We had the #AMD #Intel sales cross over point being Q3 2021. But that is for all desktops, not just DIY machines. AMD never got close for laptops and servers.https://t.co/Kj2w2dzRvK pic.twitter.com/Wpokjit0kI
— PassMark Software (@PassMarkInc) February 22, 2022
That and AMD's upcoming Ryzen 7 5800X3D is also a questionable launch as we don't even know its official launch or pricing despite it launching in Spring of 2022. The problem isn't that the chip falls in the specs or performance department but the fact that it will be launching just a few months prior to the AM5 Ryzen 7000 family and users rather get a new platform than a chip which will likely cost a premium over the existing Ryzen 7 5800X.
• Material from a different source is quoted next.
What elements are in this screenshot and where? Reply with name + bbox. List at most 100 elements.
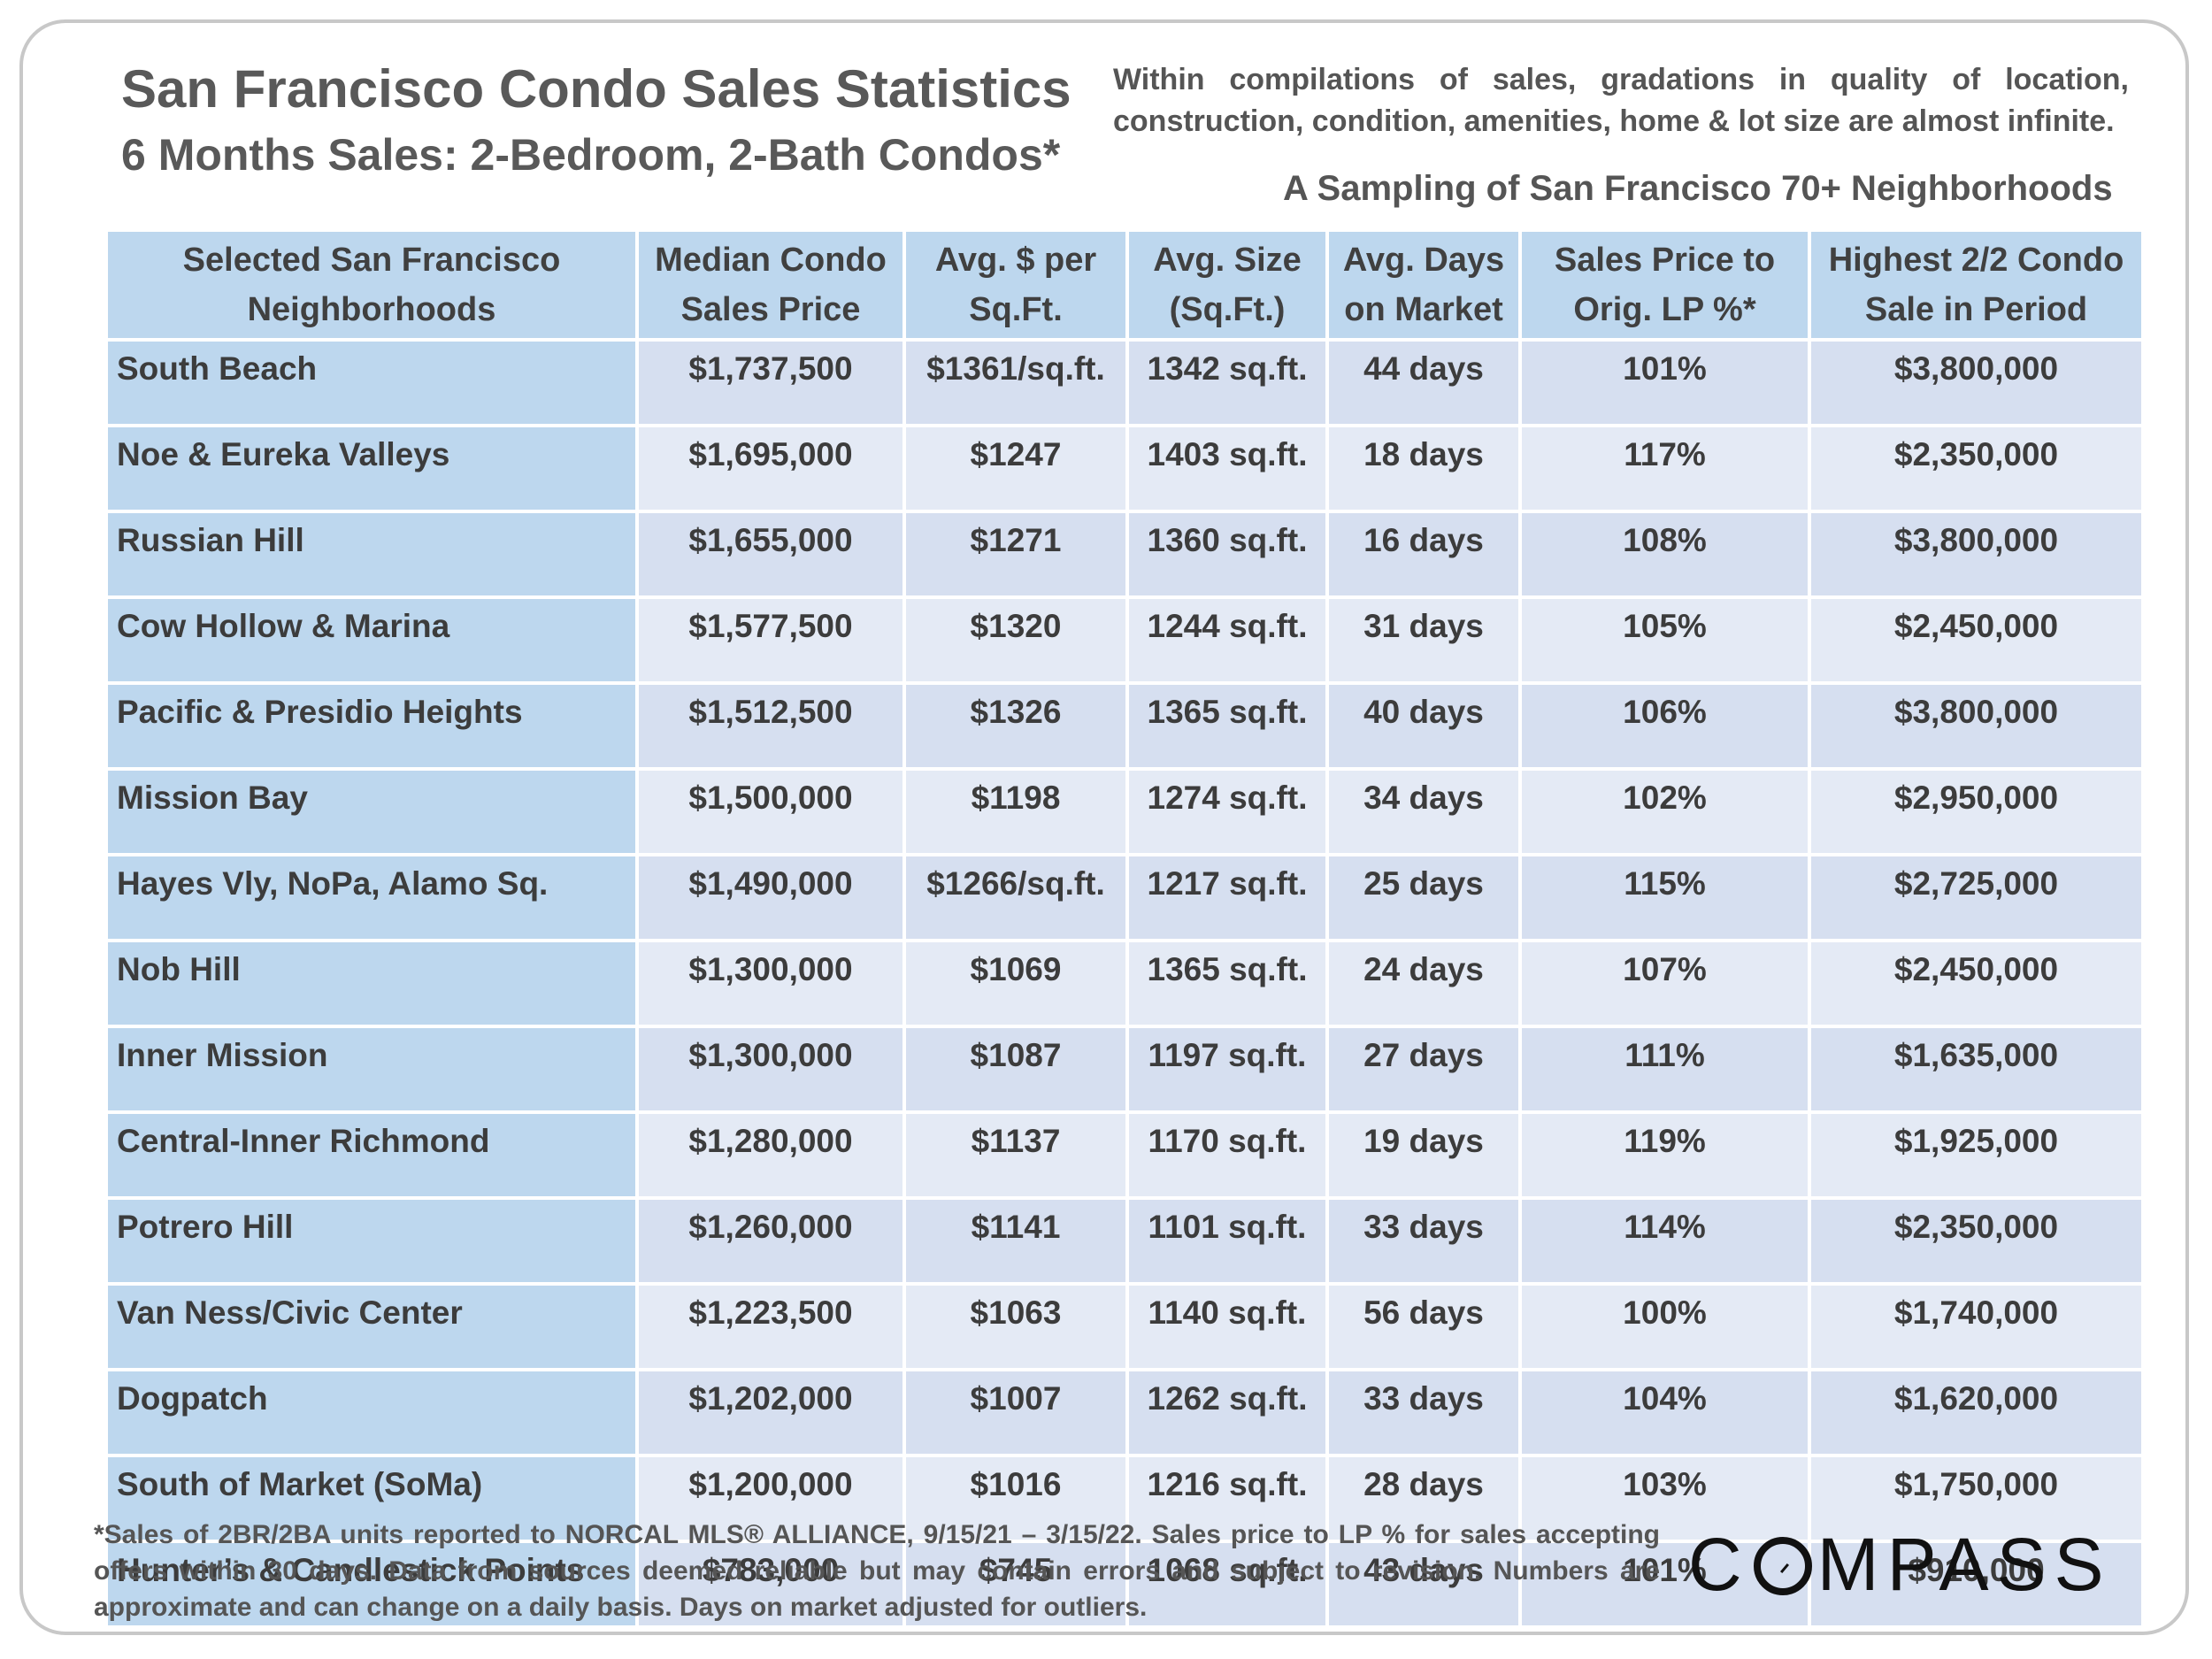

With the imminent hike in wafer prices by TSMC for their 5nm process node, it looks like the Ryzen 7000 family will also be aiming for the premium segment but AMD could turn the tide once again as they did with the original Zen CPU lineup and bring forth a fierce Zen 4 lineup that targets the entire desktop segment. Intel will not go silent as they also have their 13th Gen Raptor Lake CPUs positioned to tackle the next Ryzen in the second half of 2022.